I really did want to be dead. I never wanted to end my life, I just simply did not want to be alive. Why was I not dead? I did not feel life, nor did I want to feel alive. In those first months my numbness probably served as a protective shield from the reality of my life ahead. But in the grey fog of those days, I just wandered, and wondered, 'why am I not dead yet?'  Heaven or not, I wanted this life to be over. If heaven is real, then I knew I'd be reunited with Jim. If the after-life is something where we just exist on another plane, I assumed I'd be on that plane with him. If we are reincarnated, then the sooner I died, the sooner I could start a new life with Jim in another time. And if there is no heaven, no after, then I would be together with him in the black nothing...and at least this pain would end.

I was pretty sure no one wanted to hear about it, and so I never spoke if it. I didn't want friends and family worrying about me any more than they already were. But in my heart there was darkness.

Later, as the searing pain subsided, to be replaced with more of a dull, ever present ache, I didn't want to be dead as much as I just didn't care. I ate because I knew I should, I tried to be social when I felt up to it, I returned to work. I slept. I slept a lot. I wasn't depressed, I have been depressed and this was something different. I was just sad. The life I'd loved, and come to depend on, was gone...over.  I continued to try to bravely put one foot in front of the other. I was in my 'fake it til you make it' phase. I finally did talk to my grief therapist about my feelings, and she assured me they were quite normal. She knew I wasn't suicidal, and so we talked about the sadness and emptiness.

But I still wondered, why am I not dead?  I had reasons to live...I love my family - of choice and of birth. I enjoy my career, although I found facing expectant 10 year olds day after day to be exhausting in those grieving days. I also knew that if Jim would here he'd metaphorically kick me in the ass and say, "why are you wasting your time? I'd give anything to have one more day to enjoy this thing called life! Get out there and LIVE!" We worked hard to save for our future and it has occurred to me that the future we'd dreamed of is now mine, and it is now!
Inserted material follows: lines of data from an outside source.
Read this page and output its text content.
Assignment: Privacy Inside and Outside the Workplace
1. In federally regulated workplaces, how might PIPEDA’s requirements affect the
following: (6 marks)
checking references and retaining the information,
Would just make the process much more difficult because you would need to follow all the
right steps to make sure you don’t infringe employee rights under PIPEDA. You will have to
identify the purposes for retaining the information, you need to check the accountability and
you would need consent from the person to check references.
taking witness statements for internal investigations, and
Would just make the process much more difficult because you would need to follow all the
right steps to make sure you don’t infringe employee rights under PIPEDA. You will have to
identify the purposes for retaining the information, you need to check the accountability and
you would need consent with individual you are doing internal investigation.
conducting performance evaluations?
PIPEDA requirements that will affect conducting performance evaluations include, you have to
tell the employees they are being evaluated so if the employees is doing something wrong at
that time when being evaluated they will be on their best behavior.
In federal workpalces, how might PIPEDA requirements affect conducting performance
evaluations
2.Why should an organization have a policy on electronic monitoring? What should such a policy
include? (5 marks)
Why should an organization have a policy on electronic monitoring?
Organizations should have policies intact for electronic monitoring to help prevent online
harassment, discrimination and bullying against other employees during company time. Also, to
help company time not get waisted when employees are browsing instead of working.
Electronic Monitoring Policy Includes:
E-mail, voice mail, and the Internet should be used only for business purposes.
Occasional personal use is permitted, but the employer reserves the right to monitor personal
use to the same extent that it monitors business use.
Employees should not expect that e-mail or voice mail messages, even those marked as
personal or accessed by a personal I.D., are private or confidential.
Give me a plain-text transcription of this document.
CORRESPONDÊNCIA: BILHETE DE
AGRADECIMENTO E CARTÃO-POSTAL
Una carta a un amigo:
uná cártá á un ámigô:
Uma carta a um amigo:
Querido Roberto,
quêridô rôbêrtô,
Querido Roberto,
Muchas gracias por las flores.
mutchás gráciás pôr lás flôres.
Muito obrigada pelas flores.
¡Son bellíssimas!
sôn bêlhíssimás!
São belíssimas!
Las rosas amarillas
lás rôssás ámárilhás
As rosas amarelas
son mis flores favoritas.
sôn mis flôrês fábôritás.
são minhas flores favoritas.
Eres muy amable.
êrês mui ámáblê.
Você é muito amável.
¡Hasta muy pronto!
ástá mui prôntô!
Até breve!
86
I talk about it now because I think it is important to face up to the whole range of experiences that I had and continue to go through. I also hope that by my naming it, others who are or will go through a profound loss will see that perhaps these feelings are a normal part of grieving. Marc Brackett, of the Yale Center for Emotional Intelligence, says, “Labeling your emotions is key. If you can name it, you can tame it.” And Daniel J. Siegel, neuropsychiatrist and co-author Tina Payne Bryson write in their book, The Whole Brain Child:
“When (people) learn to pay attention to and share their own stories, they can respond in healthy ways to everything from a scraped elbow to a major loss or trauma. ...to put things in order and to name these big scary right-brain feelings so they can deal with them effectively…When we give words to our frightening painful experiences—when we literally come to terms with them—they often become much less frightening and painful.”

I no longer wonder why I am not dead. Clearly, I have something left to do. I know I have a lot of life yet to live and strive to live every day to its fullest, no matter how many days I have left. There are some days where all that means is that I just get up and get dressed, Other days, living life to its fullest involves an amazing adventure. And both are okay, it is all part of this journey I am on. My journey out of the valley.